John Piper, founder and teacher of desiringGod.org and chancellor of Bethlehem College & Seminary, who served for 33 years as pastor of Bethlehem Baptist Church, Minneapolis, Minnesota, wrote –
Just like Jesus, and Jim Elliot, she called young people to come and die. Sacrifice and suffering were woven through her writing and speaking like a scarlet thread. She was not a romantic about missions. She disliked very much the sentimentalizing of discipleship . . .
And then there was her tough take on feminism and her magnificent vision of sexual complementarity. When Wayne Grudem and I looked around thirty years ago for articulate, strong, female complementarian voices to include in our book Recovering Biblical Manhood and Womanhood, she was at the top of the list.
Elisabeth Elliot (née Howard) was born in Belgium of missionary parents. She studied Classical Greek at Wheaton College, believing that it was the best tool to help her with the calling of New Testament translation into an unknown language. It was here that she met Jim Elliot. They went individually to Ecuador to work with the Quichua Indians, and married in 1953 in Quito. Their daughter, Valerie, was born in 1955.
After Jim Elliot’s death, Elisabeth wrote Through Gates of Splendor, telling the story of the five Auca martyrs, and then, in Shadow of the Almighty, a biography of her husband. She continued to work in Ecuador with the Quichua for two years until 1958, when, with three-year-old Valerie and fellow missionary Rachel Saint, she went to live with the very tribe that had killed her husband, a story told in her book The Savage, My Kinsman.

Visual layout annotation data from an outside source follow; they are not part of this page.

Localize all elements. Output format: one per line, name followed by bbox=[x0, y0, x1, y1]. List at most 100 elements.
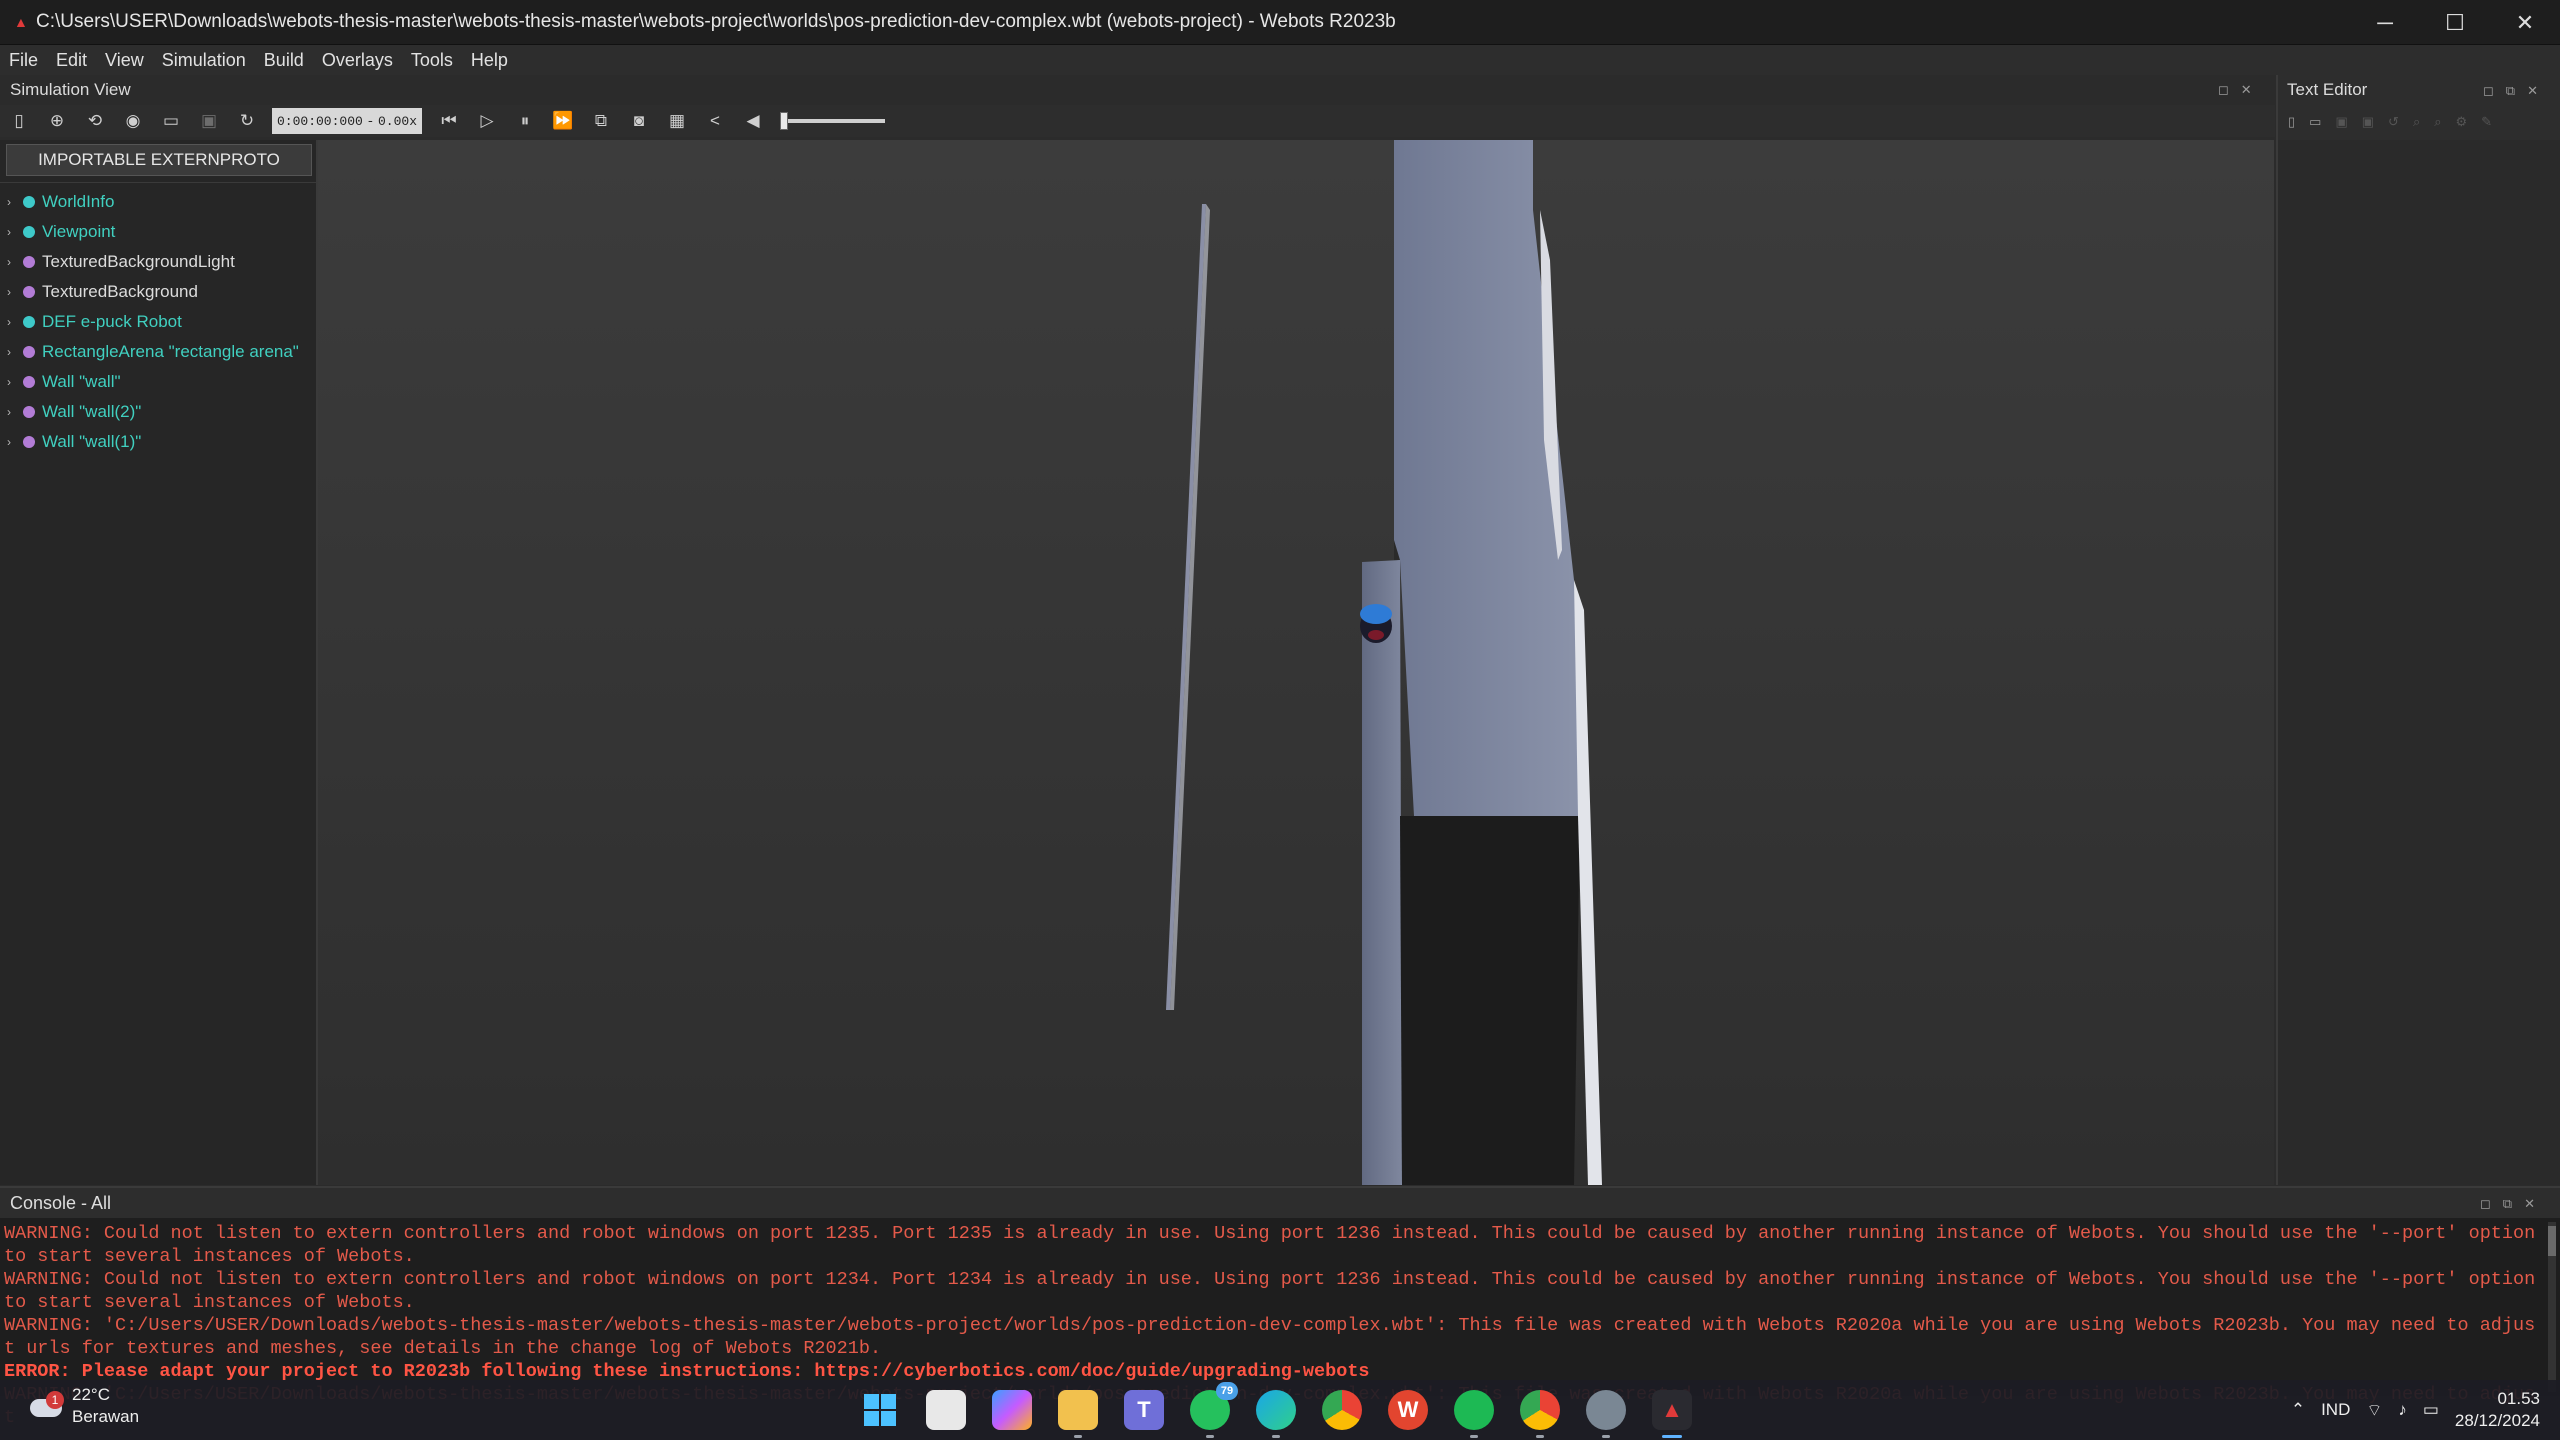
float-panel-icon[interactable]: ◻ bbox=[2218, 82, 2229, 98]
time-separator: - bbox=[366, 113, 375, 129]
expand-arrow-icon[interactable]: › bbox=[7, 225, 21, 239]
volume-slider-handle[interactable] bbox=[780, 112, 788, 130]
eye-icon[interactable]: ◉ bbox=[114, 108, 152, 134]
pause-icon[interactable]: ⏸ bbox=[506, 108, 544, 134]
step-icon[interactable]: ▷ bbox=[468, 108, 506, 134]
webots-taskbar-icon[interactable]: ▲ bbox=[1652, 1390, 1692, 1438]
revert-icon[interactable]: ↺ bbox=[2388, 114, 2399, 130]
speaker-icon[interactable]: ♪ bbox=[2398, 1400, 2407, 1420]
whatsapp-icon[interactable]: 79 bbox=[1190, 1382, 1238, 1438]
fast-forward-icon[interactable]: ⏩ bbox=[544, 108, 582, 134]
menu-tools[interactable]: Tools bbox=[402, 50, 462, 71]
menu-view[interactable]: View bbox=[96, 50, 153, 71]
new-file-icon[interactable]: ▯ bbox=[2288, 114, 2295, 130]
scene-tree-node[interactable]: › Viewpoint bbox=[0, 217, 316, 247]
menu-simulation[interactable]: Simulation bbox=[153, 50, 255, 71]
expand-arrow-icon[interactable]: › bbox=[7, 255, 21, 269]
close-button[interactable]: ✕ bbox=[2490, 0, 2560, 45]
menu-build[interactable]: Build bbox=[255, 50, 313, 71]
reset-view-icon[interactable]: ⟲ bbox=[76, 108, 114, 134]
mute-speaker-icon[interactable]: ◀ bbox=[734, 108, 772, 134]
console-warning-line: WARNING: Could not listen to extern cont… bbox=[4, 1223, 2547, 1267]
expand-arrow-icon[interactable]: › bbox=[7, 195, 21, 209]
3d-viewport[interactable] bbox=[318, 140, 2274, 1185]
expand-arrow-icon[interactable]: › bbox=[7, 345, 21, 359]
maximize-button[interactable]: ☐ bbox=[2420, 0, 2490, 45]
chevron-up-icon[interactable]: ⌃ bbox=[2291, 1400, 2305, 1420]
console-scrollbar[interactable] bbox=[2548, 1222, 2556, 1392]
scene-tree-node[interactable]: › Wall "wall(1)" bbox=[0, 427, 316, 457]
clean-icon[interactable]: ✎ bbox=[2481, 114, 2492, 130]
open-file-icon[interactable]: ▭ bbox=[2309, 114, 2321, 130]
expand-arrow-icon[interactable]: › bbox=[7, 435, 21, 449]
menu-help[interactable]: Help bbox=[462, 50, 517, 71]
share-icon[interactable]: < bbox=[696, 108, 734, 134]
importable-externproto-button[interactable]: IMPORTABLE EXTERNPROTO bbox=[6, 144, 312, 176]
settings-icon[interactable] bbox=[1586, 1390, 1626, 1438]
expand-arrow-icon[interactable]: › bbox=[7, 375, 21, 389]
scene-tree-node-label: Wall "wall(1)" bbox=[42, 432, 142, 451]
menu-edit[interactable]: Edit bbox=[47, 50, 96, 71]
battery-icon[interactable]: ▭ bbox=[2423, 1400, 2439, 1420]
scene-tree-node[interactable]: › WorldInfo bbox=[0, 187, 316, 217]
text-editor-body[interactable] bbox=[2278, 140, 2560, 1185]
menu-file[interactable]: File bbox=[0, 50, 47, 71]
maximize-editor-icon[interactable]: ⧉ bbox=[2506, 83, 2515, 99]
build-icon[interactable]: ⚙ bbox=[2456, 114, 2468, 130]
task-view-icon[interactable] bbox=[926, 1390, 966, 1430]
teams-icon[interactable]: T bbox=[1124, 1390, 1164, 1430]
volume-slider[interactable] bbox=[780, 112, 885, 130]
arena-floor bbox=[318, 140, 2274, 1185]
node-type-icon bbox=[23, 376, 35, 388]
float-editor-icon[interactable]: ◻ bbox=[2483, 83, 2494, 99]
scene-tree-node[interactable]: › RectangleArena "rectangle arena" bbox=[0, 337, 316, 367]
windows-start-icon[interactable] bbox=[860, 1390, 900, 1430]
open-world-icon[interactable]: ▭ bbox=[152, 108, 190, 134]
scene-tree-node[interactable]: › DEF e-puck Robot bbox=[0, 307, 316, 337]
close-editor-icon[interactable]: ✕ bbox=[2527, 83, 2538, 99]
file-explorer-icon[interactable] bbox=[1058, 1390, 1098, 1438]
edge-icon[interactable] bbox=[1256, 1390, 1296, 1438]
copilot-icon[interactable] bbox=[992, 1390, 1032, 1430]
movie-record-icon[interactable]: ▦ bbox=[658, 108, 696, 134]
rendering-toggle-icon[interactable]: ⧉ bbox=[582, 108, 620, 134]
node-type-icon bbox=[23, 346, 35, 358]
find-icon[interactable]: ⌕ bbox=[2413, 114, 2420, 130]
scene-tree-node-label: Wall "wall(2)" bbox=[42, 402, 142, 421]
maximize-console-icon[interactable]: ⧉ bbox=[2503, 1196, 2512, 1212]
spotify-icon[interactable] bbox=[1454, 1390, 1494, 1438]
clock[interactable]: 01.53 28/12/2024 bbox=[2455, 1388, 2540, 1432]
wps-office-icon[interactable]: W bbox=[1388, 1390, 1428, 1430]
close-console-icon[interactable]: ✕ bbox=[2524, 1196, 2535, 1212]
expand-arrow-icon[interactable]: › bbox=[7, 315, 21, 329]
minimize-button[interactable]: ─ bbox=[2350, 0, 2420, 45]
scene-tree-node[interactable]: › TexturedBackground bbox=[0, 277, 316, 307]
float-console-icon[interactable]: ◻ bbox=[2480, 1196, 2491, 1212]
chrome-icon[interactable] bbox=[1322, 1390, 1362, 1430]
3d-scene[interactable] bbox=[318, 140, 2274, 1185]
chrome-profile-icon[interactable] bbox=[1520, 1390, 1560, 1438]
reload-world-icon[interactable]: ↻ bbox=[228, 108, 266, 134]
weather-widget[interactable]: 1 22°C Berawan bbox=[26, 1384, 139, 1428]
save-world-icon[interactable]: ▣ bbox=[190, 108, 228, 134]
scene-tree-node[interactable]: › Wall "wall" bbox=[0, 367, 316, 397]
save-as-icon[interactable]: ▣ bbox=[2362, 114, 2374, 130]
toggle-scene-tree-icon[interactable]: ▯ bbox=[0, 108, 38, 134]
whatsapp-badge: 79 bbox=[1216, 1382, 1238, 1400]
scene-tree-node[interactable]: › Wall "wall(2)" bbox=[0, 397, 316, 427]
wifi-icon[interactable]: ⌔ bbox=[2366, 1400, 2382, 1421]
save-file-icon[interactable]: ▣ bbox=[2335, 114, 2347, 130]
add-node-icon[interactable]: ⊕ bbox=[38, 108, 76, 134]
menu-overlays[interactable]: Overlays bbox=[313, 50, 402, 71]
scene-tree-node[interactable]: › TexturedBackgroundLight bbox=[0, 247, 316, 277]
expand-arrow-icon[interactable]: › bbox=[7, 405, 21, 419]
reset-simulation-icon[interactable]: ⏮ bbox=[430, 108, 468, 134]
console-scroll-thumb[interactable] bbox=[2548, 1226, 2556, 1256]
scene-tree-node-label: Wall "wall" bbox=[42, 372, 121, 391]
language-indicator[interactable]: IND bbox=[2321, 1400, 2350, 1420]
close-panel-icon[interactable]: ✕ bbox=[2241, 82, 2252, 98]
replace-icon[interactable]: ⌕ bbox=[2434, 114, 2441, 130]
screenshot-icon[interactable]: ◙ bbox=[620, 108, 658, 134]
expand-arrow-icon[interactable]: › bbox=[7, 285, 21, 299]
menu-bar: File Edit View Simulation Build Overlays… bbox=[0, 45, 2560, 75]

In 1963, Elisabeth returned to the United States, and became a much-loved speaker and writer. Her many books include Let Me Be a Woman: Notes on Womanhood for Valerie; Passion and Purity; and Secure in the Everlasting Arms.
In 1969, she married Addison Leitch, professor of theology at Gordon-Conwell Theological Seminary in Massachusetts. Just four years later, Leitch died. In 1974 Elisabeth was appointed an Adjunct Professor on the Faculty of Gordon-Conwell. In 1977, she married Lars Gren, a Hospital Chaplain.
From 1988 to 2001, Elisabeth could be heard on a daily radio programme, Gateway to Joy. She almost always opened the programme with the phrase,
‘You are loved with an everlasting love,’ – that’s what the Bible says – ‘and underneath are the everlasting arms.’ This is your friend, Elisabeth Elliot …
Let us leave the final word to Elisabeth herself – this from The Elisabeth Elliot Newsletter, July/August 2002:
There is nothing by which death can hold any of His faithful servants, either. Settle it, once for all — YOU CAN NEVER LOSE WHAT YOU HAVE OFFERED TO CHRIST. It is the man who tries to save himself (or his reputation or his work or his dreams of success or fulfilment) who loses. Jesus gave us His word that if we’d lose our lives for His sake, we’d find them . . .
A quiet heart is content with what God gives. It is enough. All is grace.